Many in the electric utility industry thought that the threat of liability arising from human exposure to Electromagnetic Fields ("EMF") had been put to rest years ago. The Washington Supreme Court, however, recently accepted review of a case that will decide whether lawsuits claiming damages from EMF exposure will be entertained in Washington courts despite the nearly unanimous rejection of such suits in other states. Because EMF is associated with almost all electric equipment, the case has potentially enormous consequences for Washington's electric utilities, as well as other industries that use electric or electronic equipment in almost any form, ranging from housing to telecommunications. Because the Court has accepted review of the plaintiffs' claims of inverse condemnation based on EMF exposure on their properties, the case also has serious implications for cities, counties, and other government agencies that may become involved land use decisions allowing the construction of substations, distribution and transmission lines, and other electric utility infrastructure.
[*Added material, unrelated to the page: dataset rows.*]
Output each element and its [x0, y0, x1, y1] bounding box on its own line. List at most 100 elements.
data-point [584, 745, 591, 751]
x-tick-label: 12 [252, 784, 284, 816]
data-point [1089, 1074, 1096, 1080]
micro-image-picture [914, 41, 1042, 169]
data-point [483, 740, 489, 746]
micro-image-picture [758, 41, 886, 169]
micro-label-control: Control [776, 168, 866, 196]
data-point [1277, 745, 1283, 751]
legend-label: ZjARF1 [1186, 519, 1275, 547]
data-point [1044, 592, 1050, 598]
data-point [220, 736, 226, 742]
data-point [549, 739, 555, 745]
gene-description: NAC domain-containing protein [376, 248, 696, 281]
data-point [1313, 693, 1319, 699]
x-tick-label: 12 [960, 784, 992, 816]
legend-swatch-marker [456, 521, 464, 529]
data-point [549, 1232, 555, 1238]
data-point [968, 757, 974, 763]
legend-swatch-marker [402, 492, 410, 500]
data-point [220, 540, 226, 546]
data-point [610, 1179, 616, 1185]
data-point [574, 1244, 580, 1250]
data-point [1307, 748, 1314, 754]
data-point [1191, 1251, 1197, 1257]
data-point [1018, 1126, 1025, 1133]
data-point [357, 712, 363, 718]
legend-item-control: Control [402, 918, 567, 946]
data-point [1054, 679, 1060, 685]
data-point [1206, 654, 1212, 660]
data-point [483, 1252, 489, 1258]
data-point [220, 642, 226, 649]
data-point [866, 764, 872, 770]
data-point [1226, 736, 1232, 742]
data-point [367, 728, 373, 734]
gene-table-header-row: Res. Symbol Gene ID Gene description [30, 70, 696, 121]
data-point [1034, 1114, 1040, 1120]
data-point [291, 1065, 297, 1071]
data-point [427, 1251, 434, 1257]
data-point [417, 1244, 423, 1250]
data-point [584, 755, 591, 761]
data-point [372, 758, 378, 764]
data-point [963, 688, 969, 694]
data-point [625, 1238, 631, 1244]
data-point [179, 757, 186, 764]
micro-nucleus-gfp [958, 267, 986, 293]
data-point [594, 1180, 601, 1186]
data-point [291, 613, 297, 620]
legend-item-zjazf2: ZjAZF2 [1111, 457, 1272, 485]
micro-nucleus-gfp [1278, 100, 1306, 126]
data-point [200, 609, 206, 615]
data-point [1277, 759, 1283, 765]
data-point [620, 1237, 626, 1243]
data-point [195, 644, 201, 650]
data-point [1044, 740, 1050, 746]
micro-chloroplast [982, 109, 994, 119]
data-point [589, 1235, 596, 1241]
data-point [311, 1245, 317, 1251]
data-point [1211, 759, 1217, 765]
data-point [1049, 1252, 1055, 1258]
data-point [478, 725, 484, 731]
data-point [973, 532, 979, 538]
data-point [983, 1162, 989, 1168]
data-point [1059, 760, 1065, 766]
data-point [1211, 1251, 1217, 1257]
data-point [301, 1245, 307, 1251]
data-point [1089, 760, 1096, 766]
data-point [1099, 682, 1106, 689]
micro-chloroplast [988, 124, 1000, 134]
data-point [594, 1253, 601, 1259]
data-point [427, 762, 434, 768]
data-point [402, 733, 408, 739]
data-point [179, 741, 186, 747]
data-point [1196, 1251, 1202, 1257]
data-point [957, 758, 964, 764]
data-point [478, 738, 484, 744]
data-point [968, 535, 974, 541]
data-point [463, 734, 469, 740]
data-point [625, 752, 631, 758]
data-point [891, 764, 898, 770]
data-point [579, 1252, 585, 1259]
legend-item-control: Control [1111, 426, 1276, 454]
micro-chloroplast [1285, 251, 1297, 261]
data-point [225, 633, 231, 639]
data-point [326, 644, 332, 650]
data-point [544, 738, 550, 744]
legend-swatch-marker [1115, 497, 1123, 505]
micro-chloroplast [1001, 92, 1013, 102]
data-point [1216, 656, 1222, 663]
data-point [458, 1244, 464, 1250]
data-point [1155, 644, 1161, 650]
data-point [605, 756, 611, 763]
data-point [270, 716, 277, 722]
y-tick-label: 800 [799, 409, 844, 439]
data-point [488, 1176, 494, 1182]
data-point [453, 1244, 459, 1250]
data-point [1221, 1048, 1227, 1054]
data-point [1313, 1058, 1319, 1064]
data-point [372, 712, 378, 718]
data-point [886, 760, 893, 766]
The case arises from construction of a new substation by Puget Sound Energy ("PSE") in a residential neighborhood of Kirkland, Washington. PSE requested, and Kirkland granted, relatively modest zoning variances to allow construction of the substation. The Plaintiffs, owners of property adjacent to the substation, then brought suit against PSE under theories of trespass and nuisance, claiming that a "reasonable fear" of EMF radiation from the substation caused reduction of their property values. Plaintiffs also sued the City of Kirkland claiming that Kirkland's approval of the zoning variances reduced their property value and therefore amounted to an inverse condemnation of their property.